Jongeren die zich buitengesloten voelen zijn kwetsbaar voor het ontwikkelen van psychotische symptomen. Een groep Turkse professionals schreef hierover in de Volkskrant van 10 januari 2011: ‘Al met al is er een groeiende groep jongeren aan het ontstaan die zich ontheemd voelen. Ze voelen zich niet welkom in de Nederlandse samenleving. Sommigen trekken zich terug in de eigen (religieuze) gemeenschap, anderen zonderen zich af en dreigen te vereenzamen, ernstige psychische klachten te ontwikkelen of vatbaar te worden voor de verleidingen van radicalisme of criminaliteit. Dat zou niet alleen dramatisch zijn voor deze jongeren, maar voor de hele Nederlandse samenleving.’

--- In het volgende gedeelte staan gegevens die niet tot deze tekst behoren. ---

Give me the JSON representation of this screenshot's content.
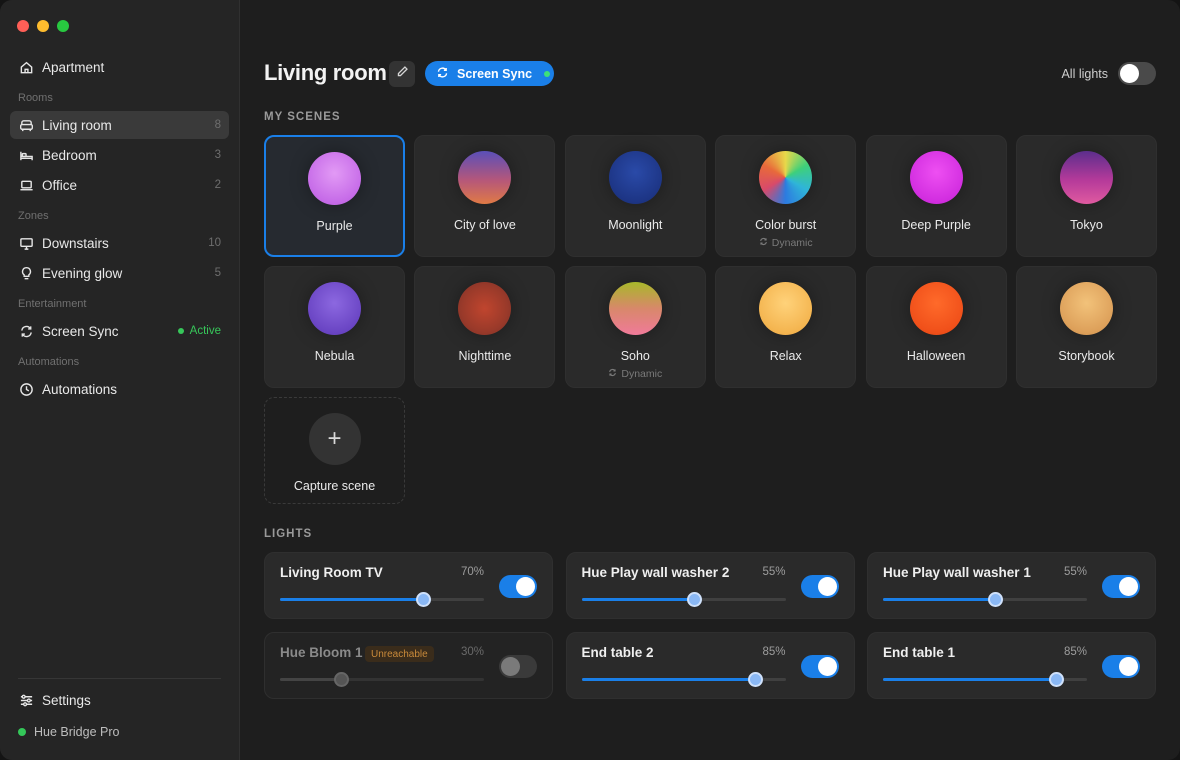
{
  "sidebar": {
    "home": {
      "label": "Apartment",
      "icon": "home-icon"
    },
    "rooms_label": "Rooms",
    "rooms": [
      {
        "label": "Living room",
        "count": "8",
        "icon": "sofa-icon",
        "selected": true
      },
      {
        "label": "Bedroom",
        "count": "3",
        "icon": "bed-icon"
      },
      {
        "label": "Office",
        "count": "2",
        "icon": "laptop-icon"
      }
    ],
    "zones_label": "Zones",
    "zones": [
      {
        "label": "Downstairs",
        "count": "10",
        "icon": "monitor-icon"
      },
      {
        "label": "Evening glow",
        "count": "5",
        "icon": "bulb-icon"
      }
    ],
    "entertainment_label": "Entertainment",
    "entertainment": [
      {
        "label": "Screen Sync",
        "status": "Active",
        "icon": "sync-icon"
      }
    ],
    "automations_label": "Automations",
    "automations": [
      {
        "label": "Automations",
        "icon": "clock-icon"
      }
    ],
    "settings": {
      "label": "Settings",
      "icon": "sliders-icon"
    },
    "bridge": {
      "label": "Hue Bridge Pro",
      "status_color": "#34c759"
    }
  },
  "header": {
    "title": "Living room",
    "sync_label": "Screen Sync",
    "all_lights_label": "All lights",
    "all_lights_on": false
  },
  "scenes": {
    "heading": "MY SCENES",
    "items": [
      {
        "name": "Purple",
        "selected": true,
        "orb": "radial-gradient(circle at 50% 40%, #e29af5, #c66be8 70%, #b45ad8)"
      },
      {
        "name": "City of love",
        "orb": "linear-gradient(180deg, #5a4fb8 0%, #b5577a 55%, #e07a45 100%)"
      },
      {
        "name": "Moonlight",
        "orb": "radial-gradient(circle at 50% 40%, #2a4aa8, #1d3585 70%, #182c70)"
      },
      {
        "name": "Color burst",
        "sub": "Dynamic",
        "orb": "conic-gradient(from 0deg, #e8d84a, #3ed07a, #2fb5d8, #2c7be0, #d84a6a, #e86a3a, #e8d84a)"
      },
      {
        "name": "Deep Purple",
        "orb": "radial-gradient(circle at 50% 40%, #ee4ff2, #d22ee0 70%, #c020d0)"
      },
      {
        "name": "Tokyo",
        "orb": "linear-gradient(180deg, #5c2e8c 0%, #b53a9a 55%, #e05aa0 100%)"
      },
      {
        "name": "Nebula",
        "orb": "radial-gradient(circle at 50% 40%, #8c68e0, #6a45c4 70%, #5a38b0)"
      },
      {
        "name": "Nighttime",
        "orb": "radial-gradient(circle at 50% 50%, #c0452e, #9a3a2a 60%, #7a2e25)"
      },
      {
        "name": "Soho",
        "sub": "Dynamic",
        "orb": "linear-gradient(180deg, #a8b82a 0%, #d8886a 50%, #f07a9a 100%)"
      },
      {
        "name": "Relax",
        "orb": "radial-gradient(circle at 50% 40%, #ffd27a, #f4b550 70%, #eaa040)"
      },
      {
        "name": "Halloween",
        "orb": "radial-gradient(circle at 50% 40%, #ff6a2a, #f0501a 70%, #d8400e)"
      },
      {
        "name": "Storybook",
        "orb": "radial-gradient(circle at 50% 40%, #f2c27a, #dda05a 70%, #c88a48)"
      }
    ],
    "capture_label": "Capture scene"
  },
  "lights": {
    "heading": "LIGHTS",
    "unreachable_label": "Unreachable",
    "items": [
      {
        "name": "Living Room TV",
        "brightness": 70,
        "pct": "70%",
        "on": true
      },
      {
        "name": "Hue Play wall washer 2",
        "brightness": 55,
        "pct": "55%",
        "on": true
      },
      {
        "name": "Hue Play wall washer 1",
        "brightness": 55,
        "pct": "55%",
        "on": true
      },
      {
        "name": "Hue Bloom 1",
        "brightness": 30,
        "pct": "30%",
        "on": false,
        "unreachable": true
      },
      {
        "name": "End table 2",
        "brightness": 85,
        "pct": "85%",
        "on": true
      },
      {
        "name": "End table 1",
        "brightness": 85,
        "pct": "85%",
        "on": true
      }
    ]
  },
  "colors": {
    "accent": "#1a7fe8",
    "active": "#37c75a",
    "warning": "#c98a3a"
  }
}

Groter risico op psychose verdwijnt niet vanzelf
Onze bevindingen laten zien dat het verhoogd psychoserisico onder etnische minderheden zich doorzet in volgende generaties en niet vanzelf zal verdwijnen. Bovendien kan een wildgroei aan psychische stoornissen onder vluchtelingen in Europa ontstaan, aangezien zij massaal geconfronteerd worden met sociale uitsluiting.
Het ontstaan van nieuwe psychosegevallen kunnen we voorkomen door laagdrempelige toegang tot gezondheidszorg, een eigen woning, onderwijs en werk te verstrekken. Vul de gaten in de arbeidsmarkt door mensen om te scholen. Vanuit de gemeenschap zelf kunnen sleutelfiguren, zoals imams of een voetbaltrainer, een cruciale rol spelen door vroege signalen van psychose te leren herkennen. Ontheemde jongeren moeten de boodschap en de ervaring krijgen dat ze belangrijk zijn en dat ze ertoe doen. Alleen dan kan hun wereld een veilige plek blijven.
Els van der Ven is GZ-psycholoog in opleiding bij GGZ Rivierduinen. Op 22 april 2016 promoveerde zij aan de universiteit Maastricht met het proefschrift: 'Ethnic minority position as risk indicator for autism-spectrum and psychotic disorders', 2016.
Referenties:
Covington, H. E., III & Miczek, K. A. (2001). Repeated social-defeat stress, cocaine or morphine. Effects on behavioral sensitization and intravenous cocaine self-administration "binges". Psychopharmacology (Berl) 158, 388-398.
Gevonden, M., Booij, J., Van den Brink, W., Heijtel, D., Van Os, J. & Selten, J. P. (2014). Increased release of dopamine in the striata of young adults with hearing impairment and its relevance for the social defeat hypothesis of schizophrenia. JAMA Psychiatry 71, 1364-1372.
Ødegaard, Ø. (1932). Emigration and insanity: a study of mental disease among Norwegian-born population in Minnesota. Acta Psychiatrica Neurologica Scandinavica Suppl 4, 1-206.
Zandi, T., Havenaar, J. M., Laan, W., Kahn, R. S. & Van den Brink, W. (2011). Predictive validity of a culturally informed diagnosis of schizophrenia: a 30 month follow-up study with first episode psychosis. Schizophr. Res 133, 29-35.